За несколько лет до смерти Пенелопы Фицджеральд мы встретились с ней за круглым столом в университете Йорка. Знал я ее очень мало, но восхищение мое было велико. Держалась она скромно и выглядела довольно рассеянной, словно меньше всего на свете хотела, чтобы ее воспринимали такой, какая она есть, — то есть лучшей из ныне живущих романистов Англии. И вела она себя будто какая-нибудь безобидная старушка, которая варит варенье и слабо ориентируется в этом мире. Создать видимость этого оказалось несложно, учитывая, что Пенелопа Фицджеральд действительно была бабушкой и — как выяснилось из побочных откровений в собрании ее писем — варила варенье (и готовила чатни[2]). Но маска эта была совсем неубедительной, ведь время от времени, как будто помимо воли, сквозь нее пробивались исключительный ум и врожденное остроумие. Во время перерыва на кофе я попросил собеседницу подписать два романа, особенно мне полюбившихся: «Начало весны» и «Синий цветок». Помню, она долго рылась в тяжелой фиолетовой пластиковой кошелке с цветочным рисунком, которая вмещала все, что могло понадобиться в течение дня. Наконец там нашлась перьевая авторучка, и Пенелопа Фицджеральд после долгих колебаний и размышлений написала на титульном листе каждой из книг (казалось, в точности как я и рассчитывал) личные пожелания более молодому коллеге. Даже не пробежав глазами эти автографы, я убрал книги.

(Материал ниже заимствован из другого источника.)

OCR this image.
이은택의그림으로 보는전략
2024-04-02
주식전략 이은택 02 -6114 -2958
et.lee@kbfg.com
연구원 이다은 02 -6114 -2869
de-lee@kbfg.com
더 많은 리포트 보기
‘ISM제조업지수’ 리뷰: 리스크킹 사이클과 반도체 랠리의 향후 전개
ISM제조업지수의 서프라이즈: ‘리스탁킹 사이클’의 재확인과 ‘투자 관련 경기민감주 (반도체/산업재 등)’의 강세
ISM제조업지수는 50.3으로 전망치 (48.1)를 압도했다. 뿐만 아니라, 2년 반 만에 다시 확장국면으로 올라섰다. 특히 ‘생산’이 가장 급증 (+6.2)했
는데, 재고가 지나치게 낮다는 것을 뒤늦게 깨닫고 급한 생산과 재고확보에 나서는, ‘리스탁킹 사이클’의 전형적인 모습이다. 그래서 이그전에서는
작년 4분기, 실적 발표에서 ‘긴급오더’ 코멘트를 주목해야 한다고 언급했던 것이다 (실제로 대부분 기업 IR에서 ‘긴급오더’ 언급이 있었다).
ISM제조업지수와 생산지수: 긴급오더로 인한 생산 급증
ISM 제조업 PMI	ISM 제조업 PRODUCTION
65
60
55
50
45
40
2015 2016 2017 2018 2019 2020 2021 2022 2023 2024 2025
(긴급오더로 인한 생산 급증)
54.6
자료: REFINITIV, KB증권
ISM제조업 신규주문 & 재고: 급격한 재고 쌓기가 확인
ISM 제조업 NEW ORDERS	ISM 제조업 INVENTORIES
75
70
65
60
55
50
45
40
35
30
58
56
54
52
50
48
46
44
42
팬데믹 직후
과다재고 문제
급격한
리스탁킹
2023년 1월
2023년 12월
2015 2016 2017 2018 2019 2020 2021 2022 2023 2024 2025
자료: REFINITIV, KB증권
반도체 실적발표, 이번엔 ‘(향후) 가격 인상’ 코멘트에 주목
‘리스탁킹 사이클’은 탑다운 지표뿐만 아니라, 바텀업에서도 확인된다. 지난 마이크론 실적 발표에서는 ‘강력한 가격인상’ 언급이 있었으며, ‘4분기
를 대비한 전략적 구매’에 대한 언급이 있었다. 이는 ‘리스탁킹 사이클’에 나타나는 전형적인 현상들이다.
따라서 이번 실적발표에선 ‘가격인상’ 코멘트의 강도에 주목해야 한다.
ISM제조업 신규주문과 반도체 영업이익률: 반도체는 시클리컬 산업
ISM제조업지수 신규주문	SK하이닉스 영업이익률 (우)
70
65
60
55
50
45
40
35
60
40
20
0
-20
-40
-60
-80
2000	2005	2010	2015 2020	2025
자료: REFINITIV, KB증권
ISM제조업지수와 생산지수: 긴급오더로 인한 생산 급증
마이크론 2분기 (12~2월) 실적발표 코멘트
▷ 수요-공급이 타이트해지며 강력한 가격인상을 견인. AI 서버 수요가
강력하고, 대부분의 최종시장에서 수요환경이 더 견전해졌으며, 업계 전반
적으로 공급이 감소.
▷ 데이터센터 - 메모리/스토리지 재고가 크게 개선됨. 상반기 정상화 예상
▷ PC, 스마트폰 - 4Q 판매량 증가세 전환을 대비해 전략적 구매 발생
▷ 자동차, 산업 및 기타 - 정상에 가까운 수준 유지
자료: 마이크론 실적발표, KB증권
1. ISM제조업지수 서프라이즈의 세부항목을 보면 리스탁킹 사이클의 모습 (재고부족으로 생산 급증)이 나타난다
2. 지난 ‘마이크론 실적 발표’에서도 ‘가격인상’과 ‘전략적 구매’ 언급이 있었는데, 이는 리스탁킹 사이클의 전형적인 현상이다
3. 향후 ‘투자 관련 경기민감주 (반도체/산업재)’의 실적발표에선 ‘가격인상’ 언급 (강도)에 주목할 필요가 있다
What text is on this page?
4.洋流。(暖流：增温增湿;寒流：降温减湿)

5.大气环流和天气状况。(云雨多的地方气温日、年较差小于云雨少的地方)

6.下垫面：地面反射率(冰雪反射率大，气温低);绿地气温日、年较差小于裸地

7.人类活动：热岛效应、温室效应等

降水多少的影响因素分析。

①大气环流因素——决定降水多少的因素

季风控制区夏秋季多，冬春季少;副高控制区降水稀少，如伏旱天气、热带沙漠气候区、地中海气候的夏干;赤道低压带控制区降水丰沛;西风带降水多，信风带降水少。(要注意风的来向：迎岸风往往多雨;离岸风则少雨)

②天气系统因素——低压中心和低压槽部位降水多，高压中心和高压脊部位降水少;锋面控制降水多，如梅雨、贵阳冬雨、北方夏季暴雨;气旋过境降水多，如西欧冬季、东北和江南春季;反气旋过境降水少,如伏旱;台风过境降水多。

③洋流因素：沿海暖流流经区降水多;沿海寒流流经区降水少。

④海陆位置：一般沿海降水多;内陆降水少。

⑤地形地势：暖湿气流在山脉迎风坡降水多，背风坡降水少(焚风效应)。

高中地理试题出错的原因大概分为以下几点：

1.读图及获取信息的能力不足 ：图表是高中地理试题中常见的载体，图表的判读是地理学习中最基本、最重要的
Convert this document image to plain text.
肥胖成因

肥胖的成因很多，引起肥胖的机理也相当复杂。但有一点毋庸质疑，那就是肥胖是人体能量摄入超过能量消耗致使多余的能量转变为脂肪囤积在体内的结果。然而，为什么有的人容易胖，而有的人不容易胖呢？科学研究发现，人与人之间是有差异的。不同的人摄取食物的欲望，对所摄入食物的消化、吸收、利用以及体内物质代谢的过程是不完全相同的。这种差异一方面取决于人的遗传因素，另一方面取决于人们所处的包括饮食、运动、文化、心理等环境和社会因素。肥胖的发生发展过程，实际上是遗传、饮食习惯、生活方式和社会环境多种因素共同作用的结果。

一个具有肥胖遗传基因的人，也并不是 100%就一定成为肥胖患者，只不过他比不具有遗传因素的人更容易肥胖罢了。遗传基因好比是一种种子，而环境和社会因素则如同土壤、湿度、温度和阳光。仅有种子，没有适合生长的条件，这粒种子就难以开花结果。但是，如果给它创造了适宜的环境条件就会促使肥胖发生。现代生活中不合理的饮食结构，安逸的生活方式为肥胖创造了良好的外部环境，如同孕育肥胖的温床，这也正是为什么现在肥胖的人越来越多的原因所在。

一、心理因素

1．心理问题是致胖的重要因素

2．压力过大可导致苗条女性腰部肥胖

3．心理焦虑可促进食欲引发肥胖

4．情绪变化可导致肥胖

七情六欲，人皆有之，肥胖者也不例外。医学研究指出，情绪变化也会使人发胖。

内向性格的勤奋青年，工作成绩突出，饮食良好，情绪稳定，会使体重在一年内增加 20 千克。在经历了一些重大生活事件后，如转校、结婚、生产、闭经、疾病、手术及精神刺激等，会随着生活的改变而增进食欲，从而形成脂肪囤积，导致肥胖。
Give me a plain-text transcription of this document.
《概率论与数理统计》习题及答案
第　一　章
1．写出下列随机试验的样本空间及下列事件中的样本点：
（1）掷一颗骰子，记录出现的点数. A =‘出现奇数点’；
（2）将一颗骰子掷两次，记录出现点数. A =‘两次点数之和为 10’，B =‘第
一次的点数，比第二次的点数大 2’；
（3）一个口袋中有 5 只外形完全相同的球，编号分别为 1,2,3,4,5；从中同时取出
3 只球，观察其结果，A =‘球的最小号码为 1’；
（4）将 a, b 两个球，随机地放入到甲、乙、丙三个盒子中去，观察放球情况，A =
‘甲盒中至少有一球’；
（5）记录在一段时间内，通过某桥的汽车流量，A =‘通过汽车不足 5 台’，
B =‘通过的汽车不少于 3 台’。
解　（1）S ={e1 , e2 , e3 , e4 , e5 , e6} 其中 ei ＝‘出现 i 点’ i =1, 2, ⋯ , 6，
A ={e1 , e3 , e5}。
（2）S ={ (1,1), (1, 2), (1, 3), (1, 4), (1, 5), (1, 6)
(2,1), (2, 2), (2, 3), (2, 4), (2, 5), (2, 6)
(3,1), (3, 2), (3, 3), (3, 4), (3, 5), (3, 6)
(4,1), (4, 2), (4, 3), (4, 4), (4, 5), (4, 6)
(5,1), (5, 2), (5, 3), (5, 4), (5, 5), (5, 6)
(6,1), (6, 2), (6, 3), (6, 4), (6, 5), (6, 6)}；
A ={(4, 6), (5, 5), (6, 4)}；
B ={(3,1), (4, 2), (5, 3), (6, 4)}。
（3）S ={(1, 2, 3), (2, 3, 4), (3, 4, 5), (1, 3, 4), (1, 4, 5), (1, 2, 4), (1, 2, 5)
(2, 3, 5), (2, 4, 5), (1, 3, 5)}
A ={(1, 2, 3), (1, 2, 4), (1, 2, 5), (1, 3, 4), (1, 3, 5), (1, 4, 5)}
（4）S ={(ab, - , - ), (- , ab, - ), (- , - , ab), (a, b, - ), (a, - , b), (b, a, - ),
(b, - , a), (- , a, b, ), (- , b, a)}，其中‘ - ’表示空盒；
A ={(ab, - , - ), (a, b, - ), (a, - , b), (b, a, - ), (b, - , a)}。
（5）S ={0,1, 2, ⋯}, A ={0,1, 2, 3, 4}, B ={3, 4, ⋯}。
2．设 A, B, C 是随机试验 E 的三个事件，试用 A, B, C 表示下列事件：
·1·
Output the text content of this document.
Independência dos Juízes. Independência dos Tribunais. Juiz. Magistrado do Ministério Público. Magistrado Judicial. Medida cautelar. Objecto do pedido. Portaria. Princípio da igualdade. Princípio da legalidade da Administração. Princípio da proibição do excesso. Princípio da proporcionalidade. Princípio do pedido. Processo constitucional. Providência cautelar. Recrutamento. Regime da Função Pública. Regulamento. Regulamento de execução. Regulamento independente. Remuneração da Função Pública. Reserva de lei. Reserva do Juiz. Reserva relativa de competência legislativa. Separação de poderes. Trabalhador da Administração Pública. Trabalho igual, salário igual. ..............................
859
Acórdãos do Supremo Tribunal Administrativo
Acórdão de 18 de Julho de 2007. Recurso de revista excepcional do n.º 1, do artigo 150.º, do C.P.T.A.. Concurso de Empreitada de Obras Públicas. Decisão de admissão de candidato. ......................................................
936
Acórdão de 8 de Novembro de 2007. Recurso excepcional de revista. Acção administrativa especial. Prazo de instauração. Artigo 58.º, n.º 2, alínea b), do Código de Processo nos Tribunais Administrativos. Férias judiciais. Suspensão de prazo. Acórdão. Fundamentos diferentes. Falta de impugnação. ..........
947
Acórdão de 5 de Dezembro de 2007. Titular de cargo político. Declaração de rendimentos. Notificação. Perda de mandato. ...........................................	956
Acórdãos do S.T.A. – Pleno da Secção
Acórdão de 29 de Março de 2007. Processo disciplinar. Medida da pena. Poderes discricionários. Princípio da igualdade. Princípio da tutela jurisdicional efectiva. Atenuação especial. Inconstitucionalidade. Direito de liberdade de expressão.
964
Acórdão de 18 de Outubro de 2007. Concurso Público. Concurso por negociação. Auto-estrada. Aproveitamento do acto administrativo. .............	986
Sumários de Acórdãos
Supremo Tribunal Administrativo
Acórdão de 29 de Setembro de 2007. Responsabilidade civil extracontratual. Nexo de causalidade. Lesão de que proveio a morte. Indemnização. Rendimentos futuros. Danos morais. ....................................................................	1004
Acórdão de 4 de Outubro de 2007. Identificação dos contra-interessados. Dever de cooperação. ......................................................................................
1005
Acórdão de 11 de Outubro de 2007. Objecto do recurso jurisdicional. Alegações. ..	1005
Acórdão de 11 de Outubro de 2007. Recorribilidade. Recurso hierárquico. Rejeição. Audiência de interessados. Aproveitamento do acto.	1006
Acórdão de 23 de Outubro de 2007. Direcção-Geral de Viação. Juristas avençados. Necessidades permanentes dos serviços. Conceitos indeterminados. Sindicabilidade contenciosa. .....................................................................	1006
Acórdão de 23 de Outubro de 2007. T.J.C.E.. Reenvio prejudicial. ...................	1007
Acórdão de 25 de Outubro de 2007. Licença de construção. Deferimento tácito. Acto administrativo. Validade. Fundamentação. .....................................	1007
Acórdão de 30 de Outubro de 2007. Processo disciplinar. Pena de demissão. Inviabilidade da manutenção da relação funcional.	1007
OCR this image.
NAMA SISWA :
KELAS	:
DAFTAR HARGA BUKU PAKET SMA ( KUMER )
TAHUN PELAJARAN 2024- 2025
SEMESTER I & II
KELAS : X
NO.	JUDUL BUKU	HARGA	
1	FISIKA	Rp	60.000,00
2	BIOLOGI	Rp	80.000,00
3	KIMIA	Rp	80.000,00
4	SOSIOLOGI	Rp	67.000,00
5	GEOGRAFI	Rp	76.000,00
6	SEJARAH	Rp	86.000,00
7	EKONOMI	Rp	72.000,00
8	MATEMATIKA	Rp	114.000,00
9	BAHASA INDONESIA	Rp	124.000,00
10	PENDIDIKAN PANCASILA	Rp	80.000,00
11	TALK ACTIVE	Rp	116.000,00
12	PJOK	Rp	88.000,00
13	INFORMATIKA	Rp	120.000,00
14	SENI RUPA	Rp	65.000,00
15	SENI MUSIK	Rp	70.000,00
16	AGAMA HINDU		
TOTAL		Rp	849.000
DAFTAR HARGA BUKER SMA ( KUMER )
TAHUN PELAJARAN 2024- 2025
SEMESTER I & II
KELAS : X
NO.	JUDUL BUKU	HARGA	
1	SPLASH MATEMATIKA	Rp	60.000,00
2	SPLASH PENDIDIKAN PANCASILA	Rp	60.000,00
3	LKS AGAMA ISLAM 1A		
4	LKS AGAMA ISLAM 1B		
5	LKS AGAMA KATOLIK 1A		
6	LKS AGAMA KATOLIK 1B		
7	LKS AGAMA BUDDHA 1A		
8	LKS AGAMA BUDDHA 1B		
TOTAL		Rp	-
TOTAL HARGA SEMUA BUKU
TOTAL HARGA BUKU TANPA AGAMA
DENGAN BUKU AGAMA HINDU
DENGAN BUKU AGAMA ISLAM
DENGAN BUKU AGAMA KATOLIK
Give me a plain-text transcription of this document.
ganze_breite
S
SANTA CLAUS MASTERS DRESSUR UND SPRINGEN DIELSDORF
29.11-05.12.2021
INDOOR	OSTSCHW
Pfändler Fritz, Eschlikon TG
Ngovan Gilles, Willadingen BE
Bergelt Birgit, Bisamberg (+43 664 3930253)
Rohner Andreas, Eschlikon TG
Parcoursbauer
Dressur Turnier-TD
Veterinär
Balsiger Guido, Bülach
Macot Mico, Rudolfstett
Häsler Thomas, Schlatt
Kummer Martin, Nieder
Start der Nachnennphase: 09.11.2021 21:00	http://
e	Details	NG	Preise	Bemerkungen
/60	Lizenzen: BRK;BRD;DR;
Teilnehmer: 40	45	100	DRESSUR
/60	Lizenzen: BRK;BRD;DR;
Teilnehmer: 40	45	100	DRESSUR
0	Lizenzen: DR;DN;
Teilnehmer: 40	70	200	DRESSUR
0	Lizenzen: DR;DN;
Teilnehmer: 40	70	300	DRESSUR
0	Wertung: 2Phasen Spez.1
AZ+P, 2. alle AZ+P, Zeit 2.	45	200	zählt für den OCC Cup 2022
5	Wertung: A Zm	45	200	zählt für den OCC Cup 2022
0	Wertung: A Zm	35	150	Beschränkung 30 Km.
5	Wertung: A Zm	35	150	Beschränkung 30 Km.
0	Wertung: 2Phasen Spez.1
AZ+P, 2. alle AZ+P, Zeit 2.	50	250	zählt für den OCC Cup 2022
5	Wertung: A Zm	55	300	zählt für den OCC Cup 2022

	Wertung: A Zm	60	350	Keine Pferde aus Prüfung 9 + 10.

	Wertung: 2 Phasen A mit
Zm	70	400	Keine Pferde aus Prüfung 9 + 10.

Мероприятие продолжилось своим чередом. Затем нас отвезли на вокзал, и мы вместе отправились из Йорка обратно в Лондон. Организаторы предоставили мне выбор: скромный гонорар и поездка эконом-классом или билет в первый класс, но без гонорара. Я выбрал второе.

Подошел наш поезд. Я подумал, что университет наверняка предложил такой выдающейся восьмидесятилетней писательнице билет в первый класс. Но, направившись в сторону нашего (как я предполагал) вагона, я увидел, что Пенелопа прошла к более скромным местам. Естественно, я к ней присоединился. Не помню, о чем мы говорили в дороге: возможно, я упомянул странное совпадение: мы опубликовали свои первые литературные работы в одной и той же книге («Антология рассказов о привидениях „Times“», 1975); наверное, задавал обычные глупые вопросы: над чем она работает и когда выйдет ее следующий роман (позже я узнал, что, отвечая на подобные вопросы, она частенько лукавила). На станции Кингс-Кросс я предложил взять такси, так как мы жили в одном районе на севере Лондона. Нет-нет, возразила Пенелопа, она поедет на метро, ведь у нее имеется замечательный проездной билет, выданный бесплатно мэром Лондона (она говорила об этом как о личном подарке, а не как о льготе, положенной каждому пенсионеру). Я догадывался, что для нее тот день был еще длиннее, чем для меня, и настаивал на такси, но она продолжала невозмутимо упорствовать и привела решающий аргумент: по дороге от метро ей нужно купить молока, а если поехать на такси, придется потом специально выходить в магазин. Я не сдавался и заявил, что попрошу таксиста остановиться перед магазином и подождать, пока она купит молоко.

вернуться

1

Семпе, Жан-Жак (р. 1932) — французский художник-карикатурист, является автором многочисленных обложек журналов «The New Yorker», «Punch» и более тридцати коллекций рисунков, опубликованных в разных странах мира. — Здесь и далее примеч. переводчика.

вернуться

2

Чатни — индийская кисло-сладкая фруктово-овощная приправа или закуска.